The combustion engineer can usually produce evidence of a prior mechanical or electrical qualification, but he cannot undertake an independent training regime that has a recognised qualification at the end of it. That is up until now.
Michael Pollitt is the M.D of Advanced Combustion Engineering Limited and has been involved with burners in the space heating and process heating industry for over thirty years. He has recognised this inherent void in the industrial and commercial combustion engineering industry. "The lack of an independent training and qualification regime has stymied the burner manufacturing and service industry for years", he comments.
New blood isn't being attracted into the industry, and one of the reasons is that there is no formal training route to offer to recently graduated engineers or work based trained engineers.
The University of Salford and ACE Combustion Training have been in collaboration for three years to develop a training and qualification route for industrial and commercial combustion engineering.
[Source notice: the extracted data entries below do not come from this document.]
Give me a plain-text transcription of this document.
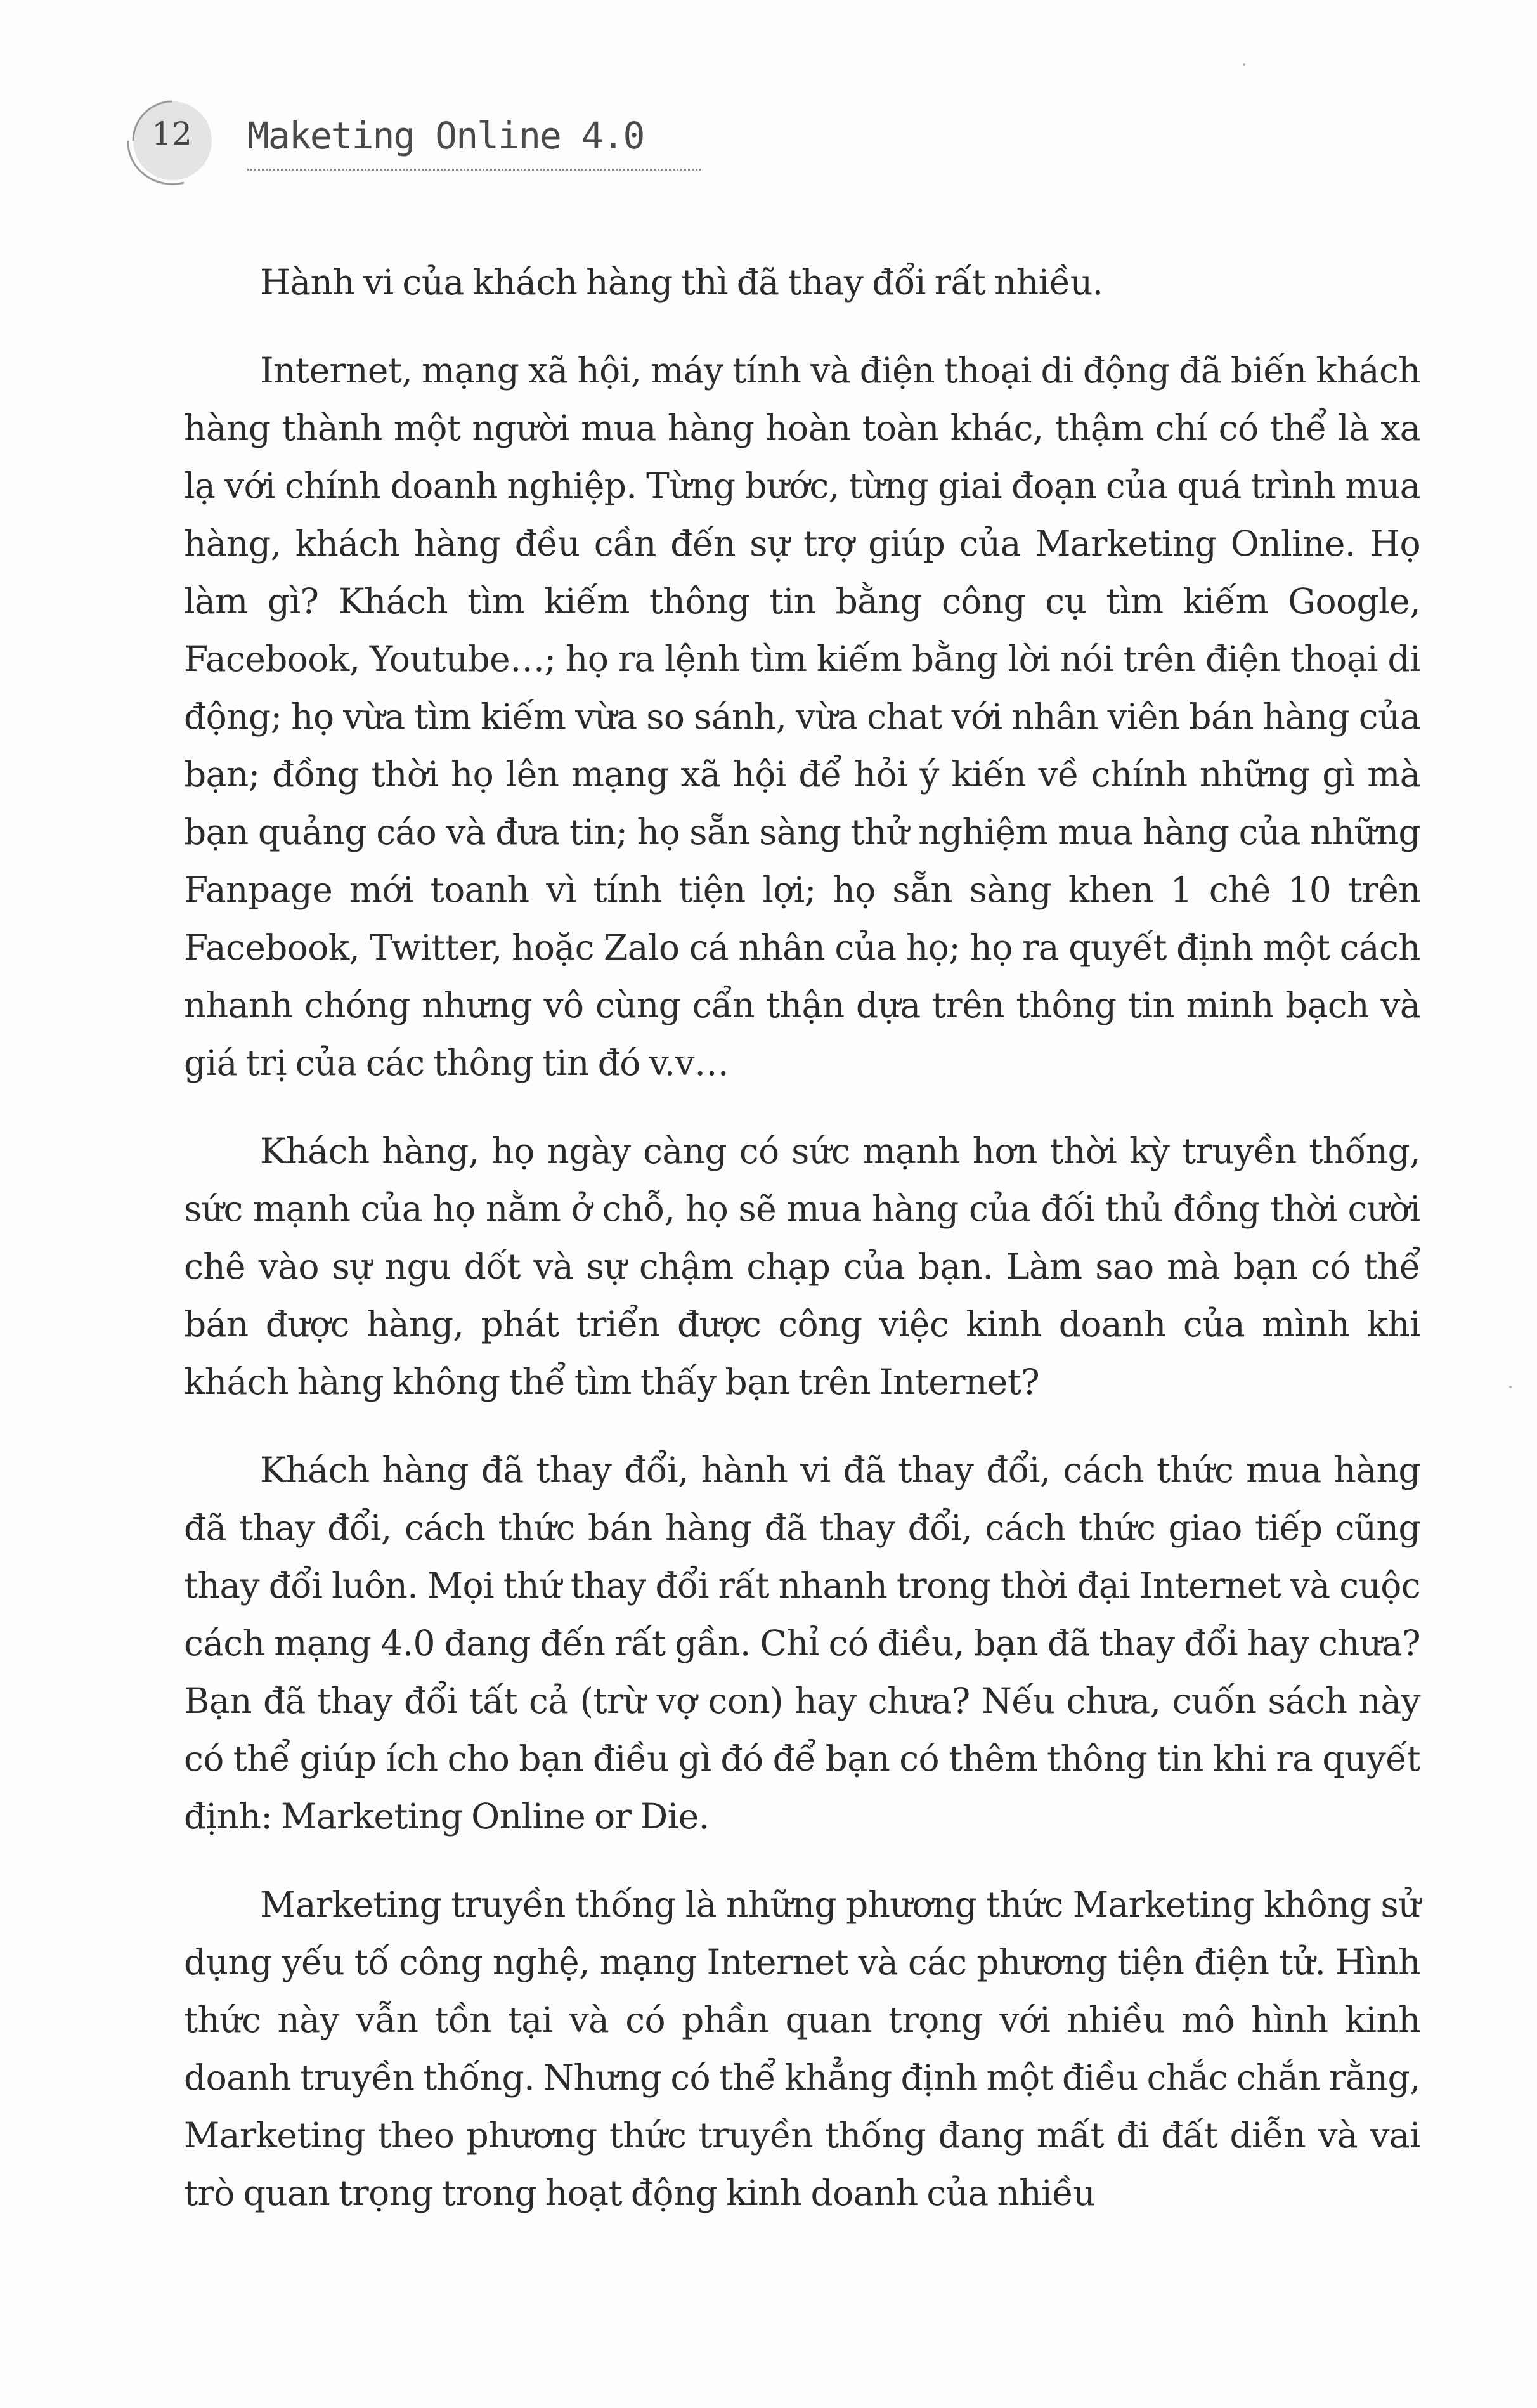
12	Maketing Online 4.0

Hành vi của khách hàng thì đã thay đổi rất nhiều.

Internet, mạng xã hội, máy tính và điện thoại di động đã biến khách hàng thành một người mua hàng hoàn toàn khác, thậm chí có thể là xa lạ với chính doanh nghiệp. Từng bước, từng giai đoạn của quá trình mua hàng, khách hàng đều cần đến sự trợ giúp của Marketing Online. Họ làm gì? Khách tìm kiếm thông tin bằng công cụ tìm kiếm Google, Facebook, Youtube…; họ ra lệnh tìm kiếm bằng lời nói trên điện thoại di động; họ vừa tìm kiếm vừa so sánh, vừa chat với nhân viên bán hàng của bạn; đồng thời họ lên mạng xã hội để hỏi ý kiến về chính những gì mà bạn quảng cáo và đưa tin; họ sẵn sàng thử nghiệm mua hàng của những Fanpage mới toanh vì tính tiện lợi; họ sẵn sàng khen 1 chê 10 trên Facebook, Twitter, hoặc Zalo cá nhân của họ; họ ra quyết định một cách nhanh chóng nhưng vô cùng cẩn thận dựa trên thông tin minh bạch và giá trị của các thông tin đó v.v…

Khách hàng, họ ngày càng có sức mạnh hơn thời kỳ truyền thống, sức mạnh của họ nằm ở chỗ, họ sẽ mua hàng của đối thủ đồng thời cười chê vào sự ngu dốt và sự chậm chạp của bạn. Làm sao mà bạn có thể bán được hàng, phát triển được công việc kinh doanh của mình khi khách hàng không thể tìm thấy bạn trên Internet?

Khách hàng đã thay đổi, hành vi đã thay đổi, cách thức mua hàng đã thay đổi, cách thức bán hàng đã thay đổi, cách thức giao tiếp cũng thay đổi luôn. Mọi thứ thay đổi rất nhanh trong thời đại Internet và cuộc cách mạng 4.0 đang đến rất gần. Chỉ có điều, bạn đã thay đổi hay chưa? Bạn đã thay đổi tất cả (trừ vợ con) hay chưa? Nếu chưa, cuốn sách này có thể giúp ích cho bạn điều gì đó để bạn có thêm thông tin khi ra quyết định: Marketing Online or Die.

Marketing truyền thống là những phương thức Marketing không sử dụng yếu tố công nghệ, mạng Internet và các phương tiện điện tử. Hình thức này vẫn tồn tại và có phần quan trọng với nhiều mô hình kinh doanh truyền thống. Nhưng có thể khẳng định một điều chắc chắn rằng, Marketing theo phương thức truyền thống đang mất đi đất diễn và vai trò quan trọng trong hoạt động kinh doanh của nhiều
The establishment of a formal training scheme could also be the catalyst to attract school leavers into the industry eventually.
There are unique features about the course, which is delivered by E-Learning and contains all the essential elements that the burner commissioning engineer needs to be competent about his business.
There are short courses on the subject offered by manufacturers, but they naturally have a bias to promote their own products. This course is offered by the world respected University of Salford, and offers many unique features within the E-Learning package, including voiceover and virtual reality training.
In carrying out the marketing study for the course, a worldwide survey confirmed that it is not just the UK that is lacking in the training and qualification for this important engineering sector. No independent accredited organisation was found that could offer training and qualification for industrial and commercial combustion engineering. With the benefit of communication, and utilising the international business language of English, the course can be offered to a worldwide audience.
It is anticipated that the course and qualification will become a benchmark for the industry, which could make the University of Salford a centre of excellence throughout the world for industrial and commercial combustion engineers.